Abu Dhabi, UAESaturday 6 June 2020

UAE family matters Q&As: can I challenge my ex-husband’s custody claim over our son?

A reader asks whether she can keep custody of her son and another asks how to claim child support from her ex-husband

I am a divorced and have been granted custody of my children by Dubai courts. My eldest son is 15 and his father now wants to claim custody of him. Can I challenge this on the grounds that my son wants to stay with me?

The court may review the father’s custody claim in light of the best interest of the child and provide its decision on the custody of the child. The mother has the right to challenge the father’s custody claim and ask the court to extend her custody.

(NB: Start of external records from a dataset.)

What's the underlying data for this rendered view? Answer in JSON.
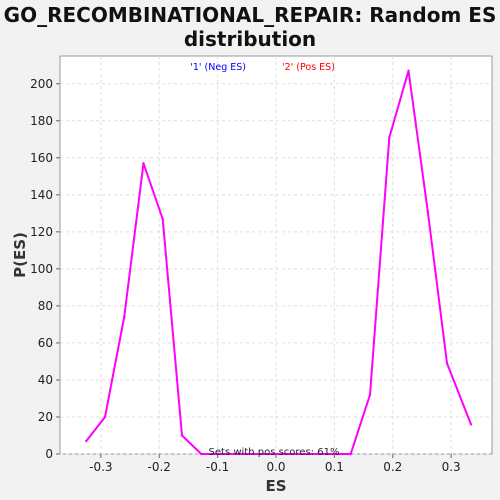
{
  "chart_data": {
    "type": "line",
    "title_line1": "GO_RECOMBINATIONAL_REPAIR: Random ES",
    "title_line2": "distribution",
    "xlabel": "ES",
    "ylabel": "P(ES)",
    "xlim": [
      -0.37,
      0.37
    ],
    "ylim": [
      0,
      215
    ],
    "xticks": [
      "-0.3",
      "-0.2",
      "-0.1",
      "0.0",
      "0.1",
      "0.2",
      "0.3"
    ],
    "yticks": [
      "0",
      "20",
      "40",
      "60",
      "80",
      "100",
      "120",
      "140",
      "160",
      "180",
      "200"
    ],
    "grid": true,
    "legend": {
      "placement": "top-center",
      "entries": [
        {
          "label": "'1' (Neg ES)",
          "color": "#0000ff"
        },
        {
          "label": "'2' (Pos ES)",
          "color": "#ff0000"
        }
      ]
    },
    "annotation": "Sets with pos scores: 61%",
    "line_color": "#ff00ff",
    "series": [
      {
        "x": [
          -0.325,
          -0.293,
          -0.26,
          -0.227,
          -0.194,
          -0.161,
          -0.128,
          -0.095,
          -0.062,
          -0.029,
          0.004,
          0.037,
          0.07,
          0.103,
          0.128,
          0.161,
          0.194,
          0.227,
          0.26,
          0.293,
          0.334
        ],
        "y": [
          7,
          20,
          74,
          157,
          127,
          10,
          0,
          0,
          0,
          0,
          0,
          0,
          0,
          0,
          0,
          32,
          171,
          207,
          131,
          49,
          16
        ]
      }
    ]
  }
}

As per Article 156 of the UAE Personal Status Law, the court may, if it deems appropriate in the best interest of the child, extend the mother’s custody of the boy child until he reaches maturity. Furthermore, the court could also appoint an expert in child psychology to meet the child and prepare a report to be submitted to the court, which could be used in assessing the best interest of the child.

My ex-husband and I divorced two years ago. We have a four-year-old son and we agreed that he would visit him twice a week. Although there was no agreement on child support, he occasionally paid Dh1,000 per month towards child maintenance. His monthly salary is more than Dh30,000 and he spends it on himself while I struggle to make ends meet bearing all the expenses for our child. Moreover, my son has told me his father was abusive towards him during one of his visits, which affected my son psychologically.

The father is the guardian of the child and he is obliged to provide maintenance to the child, such as schooling, groceries, accommodation, maid and related expenses. You may file a case against him to claim child maintenance support from him. Moreover, you may also request the court to allow you to supervise the child when he is exercising his visitation rights. To discuss about how to register your maintenance case and additional request to the court, you may need to consult a lawyer practising family law.